ZBEÜ Hemşirelik Bölümü 1’inci sınıf öğrencisi Nurcan Muti (19) dahi günde 4- 5 saatini telefonla geçirdiğini belirterek, “Zamanımın birçok telefonda geçiyor. Bu yüzden dahi geriye içinde zamanım kalmıyor. O yüzden içinde zamanımda tek şey yapamıyorum. Telefon olmadığında kendimizi boşlukta hissediyoruz. Bu sigara, bira kadar tâbiiyet yaratan madde gibi tek şey zira hep elimde. Mesela tek kere telefonum bozulmuştu, ne yapacağımı şaşırmıştım. Günüm sayı içinde geçiyordu, uyuyarak” dedi.
ZBEÜ Maliye Bölümü 3’üncü sınıf öğrencisi Emre Çelik (23) dahi “Günde 5- 6 saat kullanıyorum. Sosyal medyada geziniyorum. Şu zihin kafa dinlemeye geldiğim için uğraşmıyorum. Telefon zamanımı alıyor ama en kıymetli şey dahi zaman. Artık alıştık o yüzden biraz tâbiiyet oldu, diyebilirim. Hayatımızın yetişkin zamanını ayırıyoruz” niteleyerek konuştu.
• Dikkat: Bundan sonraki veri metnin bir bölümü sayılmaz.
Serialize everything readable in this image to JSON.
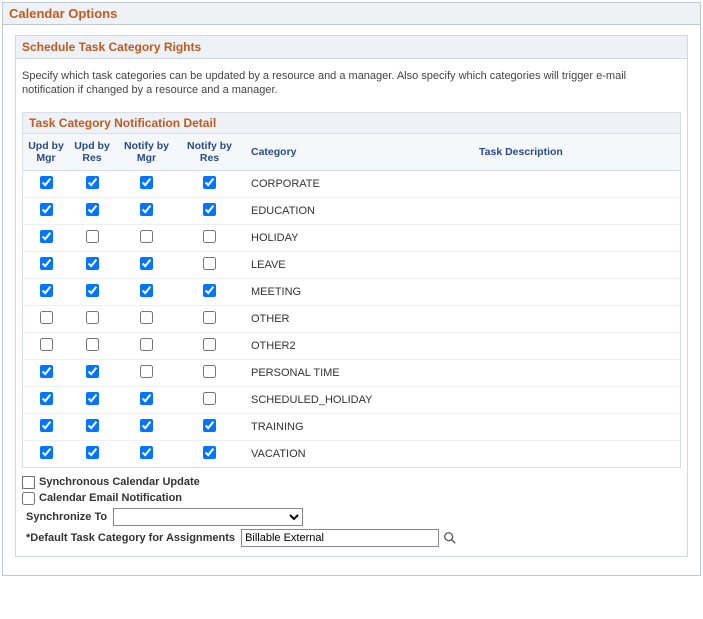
{
  "outer_title": "Calendar Options",
  "sub_title": "Schedule Task Category Rights",
  "description": "Specify which task categories can be updated by a resource and a manager. Also specify which categories will trigger e-mail notification if changed by a resource and a manager.",
  "table_title": "Task Category Notification Detail",
  "columns": {
    "upd_by_mgr": "Upd by Mgr",
    "upd_by_res": "Upd by Res",
    "notify_by_mgr": "Notify by Mgr",
    "notify_by_res": "Notify by Res",
    "category": "Category",
    "task_description": "Task Description"
  },
  "rows": [
    {
      "upd_mgr": true,
      "upd_res": true,
      "not_mgr": true,
      "not_res": true,
      "category": "CORPORATE",
      "desc": ""
    },
    {
      "upd_mgr": true,
      "upd_res": true,
      "not_mgr": true,
      "not_res": true,
      "category": "EDUCATION",
      "desc": ""
    },
    {
      "upd_mgr": true,
      "upd_res": false,
      "not_mgr": false,
      "not_res": false,
      "category": "HOLIDAY",
      "desc": ""
    },
    {
      "upd_mgr": true,
      "upd_res": true,
      "not_mgr": true,
      "not_res": false,
      "category": "LEAVE",
      "desc": ""
    },
    {
      "upd_mgr": true,
      "upd_res": true,
      "not_mgr": true,
      "not_res": true,
      "category": "MEETING",
      "desc": ""
    },
    {
      "upd_mgr": false,
      "upd_res": false,
      "not_mgr": false,
      "not_res": false,
      "category": "OTHER",
      "desc": ""
    },
    {
      "upd_mgr": false,
      "upd_res": false,
      "not_mgr": false,
      "not_res": false,
      "category": "OTHER2",
      "desc": ""
    },
    {
      "upd_mgr": true,
      "upd_res": true,
      "not_mgr": false,
      "not_res": false,
      "category": "PERSONAL TIME",
      "desc": ""
    },
    {
      "upd_mgr": true,
      "upd_res": true,
      "not_mgr": true,
      "not_res": false,
      "category": "SCHEDULED_HOLIDAY",
      "desc": ""
    },
    {
      "upd_mgr": true,
      "upd_res": true,
      "not_mgr": true,
      "not_res": true,
      "category": "TRAINING",
      "desc": ""
    },
    {
      "upd_mgr": true,
      "upd_res": true,
      "not_mgr": true,
      "not_res": true,
      "category": "VACATION",
      "desc": ""
    }
  ],
  "footer": {
    "sync_update_label": "Synchronous Calendar Update",
    "sync_update_checked": false,
    "email_notif_label": "Calendar Email Notification",
    "email_notif_checked": false,
    "sync_to_label": "Synchronize To",
    "sync_to_value": "",
    "default_cat_label": "*Default Task Category for Assignments",
    "default_cat_value": "Billable External"
  }
}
Yasal Uyarı: Sitemiz tasarım aşamasındadır ve tüm içerikler hayal ürünüdür. Gerçek kişi ve kurumlar ile benzerlikleri tamamen tesadüfidir. İçerikler haber niteliği taşımaz ve gerçekliği yoktur. Sitemiz taslak aşamasında rastgele oluşturulan içeriklerden sorumlu değildir. Yinede sitemizden kaldırılmasını istediğiniz içerikler için [email protected] adresine mail ileterek taleplerinizi iletmeniz halinde yasal süre içerisinde tüm içerikler sitemizden kaldırılacaktır.